Ying Yuan (郢爰) were stamped blocks of gold bullion. This was an early form of currency that could be considered a precursor to gold coins. They were issued by the ancient Chinese state of Chu during the Warring States period between the 400s and late 200s BCE.

== Names ==

Because these gold blocks are inscribed with Chinese characters they are variously known as yin zi jin (印子金), jin ban (金版 (金版)), or gui bi (龜幣 (龟币)).

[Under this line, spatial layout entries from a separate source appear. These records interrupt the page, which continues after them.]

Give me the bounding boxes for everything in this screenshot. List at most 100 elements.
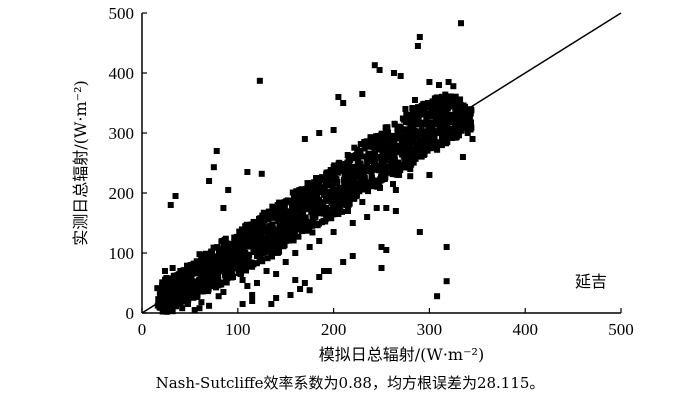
data-point: [302, 186, 309, 193]
data-point: [265, 236, 272, 243]
data-point: [252, 246, 259, 253]
data-point: [299, 228, 306, 235]
data-point: [414, 43, 421, 49]
data-point: [269, 221, 276, 228]
data-point: [203, 282, 210, 289]
data-point: [289, 189, 296, 196]
data-point: [426, 79, 433, 85]
data-point: [409, 149, 416, 156]
data-point: [292, 223, 299, 229]
data-point: [183, 295, 190, 302]
data-point: [180, 291, 187, 298]
data-point: [359, 91, 366, 97]
data-point: [274, 226, 281, 233]
data-point: [314, 206, 321, 213]
data-point: [169, 302, 176, 309]
data-point: [202, 250, 209, 257]
data-point: [235, 270, 242, 277]
data-point: [275, 237, 282, 244]
data-point: [236, 256, 243, 263]
data-point: [319, 184, 326, 191]
data-point: [196, 305, 203, 312]
data-point: [260, 217, 267, 224]
data-point: [373, 205, 380, 211]
data-point: [423, 121, 430, 128]
data-point: [412, 97, 419, 103]
data-point: [179, 295, 186, 302]
data-point: [253, 260, 260, 267]
data-point: [443, 136, 450, 143]
x-tick-label: 0: [138, 320, 147, 339]
data-point: [269, 253, 276, 260]
data-point: [399, 133, 406, 140]
data-point: [442, 103, 449, 110]
data-point: [222, 255, 229, 262]
data-point: [308, 208, 315, 215]
x-axis-title: 模拟日总辐射/(W·m⁻²): [319, 345, 484, 364]
data-point: [421, 100, 428, 107]
data-point: [295, 233, 302, 240]
data-point: [408, 127, 415, 134]
data-point: [231, 255, 238, 262]
data-point: [213, 148, 220, 154]
data-point: [405, 137, 412, 144]
data-point: [463, 112, 470, 119]
data-point: [355, 147, 362, 154]
data-point: [437, 130, 444, 137]
data-point: [327, 172, 334, 179]
data-point: [171, 281, 178, 288]
data-point: [371, 137, 378, 144]
data-point: [202, 253, 209, 260]
data-point: [245, 256, 252, 263]
data-point: [420, 130, 427, 137]
data-point: [390, 146, 397, 153]
data-point: [392, 187, 399, 193]
data-point: [429, 123, 436, 130]
data-point: [425, 145, 432, 152]
data-point: [178, 287, 185, 294]
data-point: [290, 201, 297, 208]
data-point: [294, 202, 301, 209]
data-point: [294, 219, 301, 226]
data-point: [411, 127, 418, 134]
data-point: [395, 135, 402, 142]
data-point: [243, 267, 250, 274]
data-point: [328, 215, 335, 222]
data-point: [432, 121, 439, 128]
data-point: [364, 185, 371, 192]
data-point: [423, 115, 430, 122]
data-point: [376, 146, 383, 153]
data-point: [371, 159, 378, 166]
data-point: [447, 93, 454, 100]
data-point: [256, 77, 263, 84]
data-point: [269, 203, 276, 210]
data-point: [316, 238, 323, 244]
data-point: [258, 170, 265, 177]
data-point: [469, 136, 476, 142]
data-point: [250, 238, 257, 245]
data-point: [188, 292, 195, 299]
data-point: [459, 154, 466, 160]
data-point: [266, 231, 273, 238]
data-point: [249, 292, 256, 298]
data-point: [340, 100, 347, 106]
data-point: [182, 272, 189, 279]
data-point: [265, 247, 272, 254]
data-point: [459, 103, 466, 110]
data-point: [332, 176, 339, 183]
data-point: [437, 118, 444, 125]
data-point: [280, 211, 287, 218]
data-point: [392, 161, 399, 168]
data-point: [309, 229, 316, 236]
data-point: [374, 165, 381, 172]
data-point: [455, 115, 462, 121]
data-point: [273, 295, 280, 301]
data-point: [239, 277, 246, 283]
data-point: [352, 166, 359, 173]
data-point: [410, 118, 417, 125]
data-point: [324, 197, 331, 204]
data-point: [361, 138, 368, 145]
data-point: [252, 234, 259, 241]
data-point: [359, 199, 366, 205]
data-point: [198, 256, 205, 263]
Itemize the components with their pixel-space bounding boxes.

== History and overview ==

The oldest ones known are from about the 5th or 6th century BCE. They consist of sheets of gold 3-5mm thick, of various sizes, with inscriptions consisting of square or round stamps in which there are one or two characters. They have been unearthed in various locations south of the Yellow River indicating that they were products of the State of Chu. One of the characters in their inscription is often a monetary unit or weight which is normally read as yuan (爰). Pieces are of a very variable size and thickness, and the stamps appear to be a device to validate the whole block, rather than a guide to enable it to be broken up into unit pieces.

Some ying yuan contain the Chinese characters ying yuan (郢爰).

Another inscription that is sometimes found on these ancient gold blocks is chen yuan (陳爰).

Some specimens have been reported in copper, lead, or clay. It is probable that these were funeral money, not circulating currency, as they are found in tombs, but the gold ones are not.